Gradual onset of diffuse exercise induced pain or ache around the proximal part of the patellar tendon. It is common in middle-aged runners and recreational athletes in racket sports.

AETIOLOGY

Tendinosis is defined from histopathological findings as a free tendon condition with altered collagen structure, thickening of the tendon, re-vascularisation and increased cellularity. It can be looked upon as an active halt in an early healing stage and is an ongoing process, not a degenerative condition. The condition may or may not be symptomatic. A majority of complete Achilles tendon and rotator cuff ruptures show these changes. It is most often localised at the proximal, central and posterior part of the patellar tendon.

CLINICAL FINDINGS

There is localised tenderness on palpation over the tendon, which often is thicker than the other side. There may be inflammatory signs with redness and increased temperature. Compare to the other side.

INVESTIGATIONS

Ultrasound or MRI will show typical intra-tendinous findings.

TREATMENT

This often chronic ailment may respond to conservative treatment in the early stages, including modification of training and muscle strengthening exercises that can be tried over three months. If this regime is not successful, surgery may be necessary to excise parts of the tendon. Cortisone injections should be administered only in rare exceptions, due to the high risk of later tendon rupture; indeed, NSAID and cortisone injection is one of the possible triggers of this ailment. Surgery is followed by a few weeks’ partial immobilisation and a few months’ rehabilitation before resuming sport. Weight bearing is usually allowed soon after surgery, avoiding plyometric activities.

REFERRALS

Refer to Dr Kevin Yip (+65 9724 1219) senior consultant orthopaedic surgeon for consideration of surgery. Refer to physiotherapist for planning of a three to six months’ return programme back to sport.
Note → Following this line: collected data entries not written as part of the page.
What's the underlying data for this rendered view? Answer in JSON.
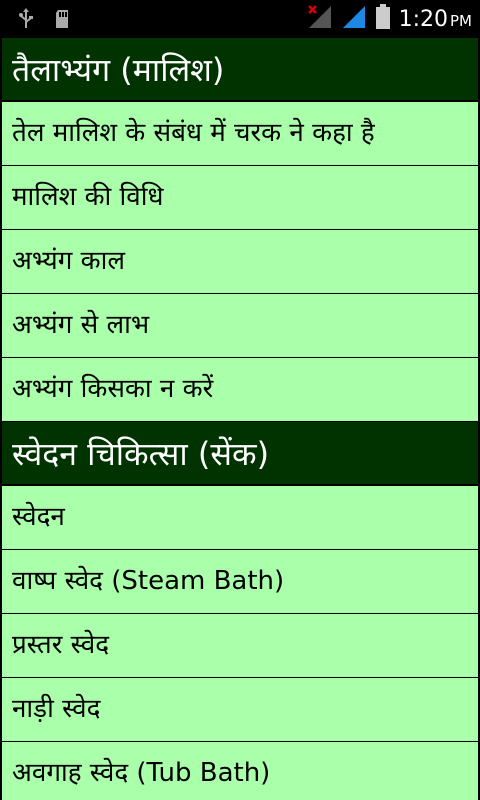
{
  "status_bar": {
    "time": "1:20",
    "ampm": "PM",
    "icons": [
      "usb-icon",
      "sd-card-icon",
      "no-signal-icon",
      "signal-icon",
      "battery-icon"
    ]
  },
  "colors": {
    "section_header_bg": "#003300",
    "item_bg": "#aaffaa"
  },
  "sections": [
    {
      "title": "तैलाभ्यंग (मालिश)",
      "items": [
        "तेल मालिश के संबंध में चरक ने कहा है",
        "मालिश की विधि",
        "अभ्यंग काल",
        "अभ्यंग से लाभ",
        "अभ्यंग किसका न करें"
      ]
    },
    {
      "title": "स्वेदन चिकित्सा (सेंक)",
      "items": [
        "स्वेदन",
        "वाष्प स्वेद (Steam Bath)",
        "प्रस्तर स्वेद",
        "नाड़ी स्वेद",
        "अवगाह स्वेद (Tub Bath)"
      ]
    }
  ]
}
EVALUATION OF TREATMENT OUTCOMES

Monitor clinical symptoms and signs. Note that the injured tendon will remain thicker than the noninjured. Calf muscle performance should be similar to the other side. Objective tests for quadriceps strength and for flexibility and proprioception, such as the one-leg hop test, are strongly recommended before resuming full sport.

DIFFERENTIAL DIAGNOSES

Tendinosis, tendinitis, bursitis, impingement from patella tip spur, meniscus tear, chondral injuries, OCD, medial plica syndrome, chondromalacia patellae, patellar instability or mal-tracking, quadriceps insufficiency, Sinding-Larsen’s syndrome, fat pad syndrome, synovitis, referred pain, secondary symptoms from ankle or back insufficiency, core instability and more.

PROGNOSIS

Good-Poor; in some cases this condition can be the beginning of the end for an elite athlete.